To obtain a better knowledge of existing structures behaviour monitoring can be used. The use of monitoring in bridge structures by the use of instruments to assess the integrity of structures is not new and there are reports from structures tested as early as in the 19th century according to ISIS Canada1 However, the term SHM (Structural Health Monitoring) is relatively new to civil engineering and the driving force to implement SHM comes from recognising the limitations of conventional visual inspections and evaluations using conservative codes of practice. The possibilities to monitor existing structures with help of the rapidly evolving Information Technology are to day carried out. The objective of SHM is to monitor the in-situ behaviour of a structure accurately and efficiently, to assess its performance under various service conditions, to detect damage or deterioration, and to determine the health or condition of the structure1. In Sweden strengthening and periodic monitoring of a large freivorbau bridge (pre-stresed concrete box girder bridge) has been carried out, the Gröndals Bridge. The bridge is located in Stockholm and is approximately 400 m in length with a free span of 120 m.
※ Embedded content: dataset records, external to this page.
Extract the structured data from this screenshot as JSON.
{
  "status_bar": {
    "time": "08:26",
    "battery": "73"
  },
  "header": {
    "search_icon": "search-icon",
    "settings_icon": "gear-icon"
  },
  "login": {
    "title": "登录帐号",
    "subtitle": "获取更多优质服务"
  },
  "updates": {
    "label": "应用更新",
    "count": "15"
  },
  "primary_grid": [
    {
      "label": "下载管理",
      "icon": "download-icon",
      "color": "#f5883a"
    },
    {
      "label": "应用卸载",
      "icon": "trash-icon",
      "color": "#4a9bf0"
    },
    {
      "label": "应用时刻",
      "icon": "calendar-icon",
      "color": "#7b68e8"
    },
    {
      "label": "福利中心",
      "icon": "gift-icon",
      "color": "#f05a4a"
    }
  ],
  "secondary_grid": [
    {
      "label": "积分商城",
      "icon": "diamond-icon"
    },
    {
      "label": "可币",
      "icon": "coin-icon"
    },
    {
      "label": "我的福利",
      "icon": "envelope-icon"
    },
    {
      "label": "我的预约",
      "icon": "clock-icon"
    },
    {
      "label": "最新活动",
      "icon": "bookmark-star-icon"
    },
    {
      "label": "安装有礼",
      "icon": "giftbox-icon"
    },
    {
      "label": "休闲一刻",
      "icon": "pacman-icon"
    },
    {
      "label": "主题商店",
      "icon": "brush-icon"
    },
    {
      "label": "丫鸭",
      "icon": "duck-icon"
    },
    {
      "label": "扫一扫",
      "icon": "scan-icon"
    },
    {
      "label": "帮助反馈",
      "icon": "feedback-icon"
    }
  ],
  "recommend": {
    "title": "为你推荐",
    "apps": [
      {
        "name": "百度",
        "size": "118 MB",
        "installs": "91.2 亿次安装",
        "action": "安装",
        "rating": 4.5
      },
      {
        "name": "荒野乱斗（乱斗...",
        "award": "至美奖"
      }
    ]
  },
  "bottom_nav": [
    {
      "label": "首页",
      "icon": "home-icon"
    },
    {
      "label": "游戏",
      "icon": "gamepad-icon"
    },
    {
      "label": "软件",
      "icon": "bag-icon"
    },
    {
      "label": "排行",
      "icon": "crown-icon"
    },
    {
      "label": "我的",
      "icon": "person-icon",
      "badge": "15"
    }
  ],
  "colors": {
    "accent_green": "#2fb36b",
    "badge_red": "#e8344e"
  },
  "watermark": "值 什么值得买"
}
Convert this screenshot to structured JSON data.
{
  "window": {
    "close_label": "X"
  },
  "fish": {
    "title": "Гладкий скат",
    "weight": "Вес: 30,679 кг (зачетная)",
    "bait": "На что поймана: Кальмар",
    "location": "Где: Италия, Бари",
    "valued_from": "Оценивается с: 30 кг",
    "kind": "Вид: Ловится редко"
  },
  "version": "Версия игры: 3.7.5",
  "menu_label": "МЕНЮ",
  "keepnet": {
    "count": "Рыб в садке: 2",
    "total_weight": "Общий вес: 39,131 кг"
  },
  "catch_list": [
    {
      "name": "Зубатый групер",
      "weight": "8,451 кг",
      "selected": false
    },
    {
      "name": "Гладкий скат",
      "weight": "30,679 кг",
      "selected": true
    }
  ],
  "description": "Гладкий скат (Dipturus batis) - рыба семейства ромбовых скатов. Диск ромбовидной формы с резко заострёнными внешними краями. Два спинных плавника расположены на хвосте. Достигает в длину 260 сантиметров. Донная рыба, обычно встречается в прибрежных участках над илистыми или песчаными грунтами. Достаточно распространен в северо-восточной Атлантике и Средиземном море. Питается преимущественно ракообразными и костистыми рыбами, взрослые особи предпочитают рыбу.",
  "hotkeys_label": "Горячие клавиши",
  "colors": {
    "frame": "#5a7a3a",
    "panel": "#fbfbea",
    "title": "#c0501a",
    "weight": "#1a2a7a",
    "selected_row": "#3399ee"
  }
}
It was opened to tram traffic in year 2000. Just after opening cracks were noticed in the webs, these cracks have then increased, the size of the largest cracks exceeded 0.5 mm, and at the end of year 2001 the bridge was temporarily strengthened. This was carried out with externally placed prestressed steel stays. The reason for cracking is quite clear but the responsibility is still debated. Nevertheless, it was evidently that the bridge needed to be strengthened. The strengthening methods used were CFRP plates in the Service Limit State (SLS) and prestressed dywidag stays in the Ultimate Limit State (ULS). The strengthening was carried out during year 2002. At the same time monitoring of the bridge commenced, using LVDT crack gauges as well as optical fibre sensors. This monitoring was carried out during the summer period. In addition to this a winter monitoring was carried out in the beginning of 2005. This paper presents the background to strengthening and a comparison between summer and winter monitoring where the strengthening behaviour between the two seasons is enlightened. The result from the monitoring is very interesting; it would have been preferable to strengthen the bridge during the winter.